Houve, então, contato com o Centro de Primatologia do Rio de Janeiro e o Instituto Estadual do Ambiente – Inea/RJ, para ver a possibilidade de usar animais do gênero leontopithecus que estavam em cativeiro para fazer esse experimento. “Resolvemos fazer um estudo para avaliar a dose ideal de uma vacina atenuada, vacina inativada e outra vacina de subunidade. Avaliando a vacina atenuada em três doses diferentes - dose baixa, intermediária e alta, mais ou menos próxima à dose mínima humana”, contou o especialista.

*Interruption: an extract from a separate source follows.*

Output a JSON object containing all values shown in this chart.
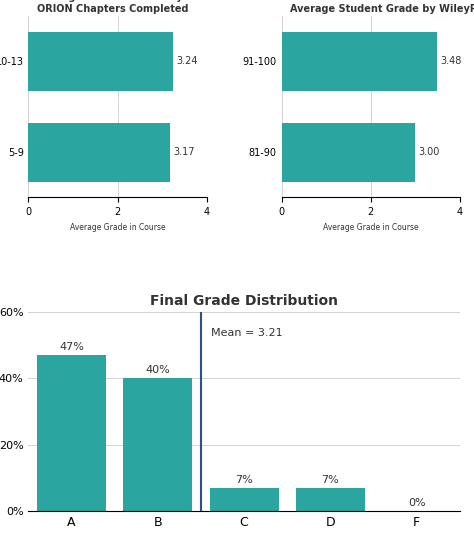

Para o veterinário, o mais interessante foi que o grupo conseguiu manter esses animais por um ano após a imunização. O objetivo era observar não só a eficácia e segurança, mas também a durabilidade dessa proteção. “Queríamos saber se essa proteção ainda estava com condições de bloquear essa viremia e RNAemia, assim como quantificar os anticorpos neutralizantes contra a febre amarela. Os resultados também podem ser considerados como um estudo pré-clínico para o uso dessas vacinas na imunização humana, ou seja, este trabalho servirá para futuros estudos clínicos com essas abordagens no ser humano”, explicou.
De forma resumida, o especialista destacou que a vacina atenuada conferiu uma proteção de 100% um ano após. No caso da vacina inativada com adjuvante, com três doses, chegou a mais de 83% de proteção. Já com as vacinas de subunidades, foram aplicadas duas doses com adjuvantes e, após um ano, conseguiram obter proteção em 50% dos animais. “Estamos fazendo uma imunização desses animais (micos-leões-dourados) de vida livre usando os parâmetros definidos neste trabalho. Capturamos os animais, aplicamos uma dose de vacina atenuada, identificamos os animais, coletamos na pré-vacinação e depois de 30 a 40 dias, esses animais são capturados e coletado uma amostra. Estamos observando a soroconversão desses animais e os resultados são animadores, com mais de 90% de soroconversão. O último censo realizado trouxe expectativa, porque a gente não pode afirmar, é se isso foi devido a vacinação dos animais. Mas, a população subiu novamente. Agora chegou a mais de 4.000 indivíduos na região do Poço das Antas. Então, a princípio, pode ter uma relação do aumento dessa população, do reestabelecimento deles, como um processo de imunização que está em curso”, afirmou.
Sobre testar a vacina de febre amarela em outras espécies de primatas não humanos, Marcos comentou que foi feito, em paralelo, estudos que depois acabaram se estendendo para outras regiões do Brasil, realizados com bugios, por exemplo. “Nós publicamos um outro artigo, nesse caso de primatas não humanos, de maior porte, um animal que pesa alguns quilos. Nós definimos também qual seria a dose ideal. Demos a vacina com o vírus atenuado, a vacina humana, para esses animais. Nós vimos que 1/5 da dose, uma dose fracionada, semelhante a que nós usamos no fracionamento em humanos, foi o suficiente para imunizar esses animais. Esses resultados podem ser olhados como estudos pré-clínicos para futuros usos em humanos. Mas, o que foi interessante foi ver que a vacina atenuada é segura e eficaz. E conseguimos realmente proteger os animais, conferir uma produção de uma quantidade razoável de anticorpos neutralizantes, e, além disso, bloquear a viremia e RNAemia de espécies como o bugio”.
Os resultados do estudo “Safety and immunogenicity of 17DD attenuated yellow fever vaccine in howler monkeys (Alouatta spp.)” foram publicados no PubMed em fevereiro de 2021.